Here is my advice for couples who are going through (or considering) a collaborative divorce process and wish to get the most out of their professional team.

Be clear on the expectations.

Husband and Wife each have an attorney who represents their individual interests. Those attorneys are trained and experienced in the collaborative process and intently focused on working together to craft the best possible solution for the family overall. Each attorney will also support their client by making recommendations, raising difficult questions, and generally championing their client throughout the process.

Neutral professionals are there to serve as a resource and offer assistance to the couple and the attorneys. Do not expect the neutral financial planner or communications coach to take your side, no matter how strongly you feel about being right.

Neutrality in fact and in appearance is critical.

To be effective in my role, I must remain neutral both in fact and in appearance. If something as much as looks like favoritism towards one spouse, it has the potential to damage the trust I have built with the other spouse. If one of the spouses or attorneys has reason to believe that I am not acting in the best interest of both parties, they could raise the question of replacing me with another financial professional.

Without trust and goodwill, the collaborative process is at risk. If the team cannot reach a mutually acceptable resolution, each spouse will have to find another attorney and begin the process anew – this time in the traditional litigation process, which can land them in the courtroom. In addition to the obvious frustration, that means more money and delays for both Husband and Wife. Asking your neutral professionals to pick sides can have a very real cost.
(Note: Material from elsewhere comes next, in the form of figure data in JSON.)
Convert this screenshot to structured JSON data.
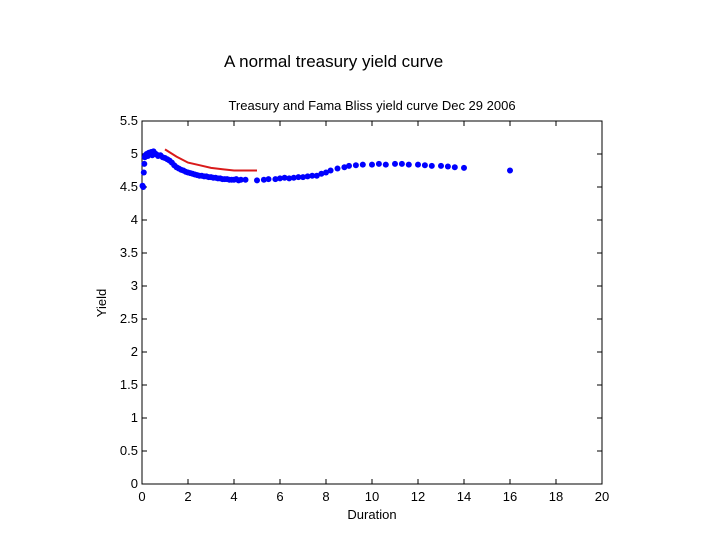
{
  "slide": {
    "title": "A normal treasury yield curve"
  },
  "chart_data": {
    "type": "scatter",
    "title": "Treasury and Fama Bliss  yield curve Dec 29 2006",
    "xlabel": "Duration",
    "ylabel": "Yield",
    "xlim": [
      0,
      20
    ],
    "ylim": [
      0,
      5.5
    ],
    "x_ticks": [
      0,
      2,
      4,
      6,
      8,
      10,
      12,
      14,
      16,
      18,
      20
    ],
    "y_ticks": [
      0,
      0.5,
      1,
      1.5,
      2,
      2.5,
      3,
      3.5,
      4,
      4.5,
      5,
      5.5
    ],
    "grid": false,
    "colors": {
      "scatter": "#0000ff",
      "line": "#d91a1a"
    },
    "series": [
      {
        "kind": "scatter",
        "points": [
          [
            0.02,
            4.52
          ],
          [
            0.05,
            4.5
          ],
          [
            0.08,
            4.72
          ],
          [
            0.1,
            4.85
          ],
          [
            0.12,
            4.95
          ],
          [
            0.15,
            4.98
          ],
          [
            0.2,
            5.0
          ],
          [
            0.25,
            4.97
          ],
          [
            0.3,
            5.02
          ],
          [
            0.35,
            5.0
          ],
          [
            0.4,
            5.03
          ],
          [
            0.45,
            4.98
          ],
          [
            0.5,
            5.04
          ],
          [
            0.55,
            5.01
          ],
          [
            0.6,
            5.0
          ],
          [
            0.65,
            4.99
          ],
          [
            0.7,
            4.97
          ],
          [
            0.8,
            4.98
          ],
          [
            0.9,
            4.95
          ],
          [
            1.0,
            4.94
          ],
          [
            1.1,
            4.92
          ],
          [
            1.2,
            4.9
          ],
          [
            1.3,
            4.87
          ],
          [
            1.4,
            4.83
          ],
          [
            1.5,
            4.8
          ],
          [
            1.6,
            4.78
          ],
          [
            1.7,
            4.76
          ],
          [
            1.8,
            4.75
          ],
          [
            1.9,
            4.73
          ],
          [
            2.0,
            4.72
          ],
          [
            2.1,
            4.71
          ],
          [
            2.2,
            4.7
          ],
          [
            2.3,
            4.69
          ],
          [
            2.4,
            4.68
          ],
          [
            2.5,
            4.67
          ],
          [
            2.6,
            4.67
          ],
          [
            2.7,
            4.66
          ],
          [
            2.8,
            4.66
          ],
          [
            2.9,
            4.65
          ],
          [
            3.0,
            4.65
          ],
          [
            3.1,
            4.64
          ],
          [
            3.2,
            4.64
          ],
          [
            3.3,
            4.63
          ],
          [
            3.4,
            4.63
          ],
          [
            3.5,
            4.62
          ],
          [
            3.6,
            4.62
          ],
          [
            3.7,
            4.62
          ],
          [
            3.8,
            4.61
          ],
          [
            3.9,
            4.61
          ],
          [
            4.0,
            4.61
          ],
          [
            4.1,
            4.62
          ],
          [
            4.2,
            4.6
          ],
          [
            4.3,
            4.61
          ],
          [
            4.5,
            4.61
          ],
          [
            5.0,
            4.6
          ],
          [
            5.3,
            4.61
          ],
          [
            5.5,
            4.62
          ],
          [
            5.8,
            4.62
          ],
          [
            6.0,
            4.63
          ],
          [
            6.2,
            4.64
          ],
          [
            6.4,
            4.63
          ],
          [
            6.6,
            4.64
          ],
          [
            6.8,
            4.65
          ],
          [
            7.0,
            4.65
          ],
          [
            7.2,
            4.66
          ],
          [
            7.4,
            4.67
          ],
          [
            7.6,
            4.67
          ],
          [
            7.8,
            4.7
          ],
          [
            8.0,
            4.72
          ],
          [
            8.2,
            4.75
          ],
          [
            8.5,
            4.78
          ],
          [
            8.8,
            4.8
          ],
          [
            9.0,
            4.82
          ],
          [
            9.3,
            4.83
          ],
          [
            9.6,
            4.84
          ],
          [
            10.0,
            4.84
          ],
          [
            10.3,
            4.85
          ],
          [
            10.6,
            4.84
          ],
          [
            11.0,
            4.85
          ],
          [
            11.3,
            4.85
          ],
          [
            11.6,
            4.84
          ],
          [
            12.0,
            4.84
          ],
          [
            12.3,
            4.83
          ],
          [
            12.6,
            4.82
          ],
          [
            13.0,
            4.82
          ],
          [
            13.3,
            4.81
          ],
          [
            13.6,
            4.8
          ],
          [
            14.0,
            4.79
          ],
          [
            16.0,
            4.75
          ]
        ]
      },
      {
        "kind": "line",
        "points": [
          [
            1.0,
            5.07
          ],
          [
            1.5,
            4.96
          ],
          [
            2.0,
            4.87
          ],
          [
            2.5,
            4.83
          ],
          [
            3.0,
            4.79
          ],
          [
            3.5,
            4.77
          ],
          [
            4.0,
            4.75
          ],
          [
            4.5,
            4.75
          ],
          [
            5.0,
            4.75
          ]
        ]
      }
    ]
  }
}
Getting the most out of your collaborative team

So, what should you do if you want to maximize the benefit of using a collaborative professional team? I recommend raising any pressing concerns first with your attorney.  As he or she represents your interests, it is within your attorney’s role, not the neutral professional’s role, to raise inquiries or requests that could be perceived as challenging. Do not ask neutral professionals to overstep the boundaries of their roles by taking sides or acting as a messenger. Remember that if they are no longer perceived as neutral, they cannot be as effective – and that will hurt both you and your spouse in the long run.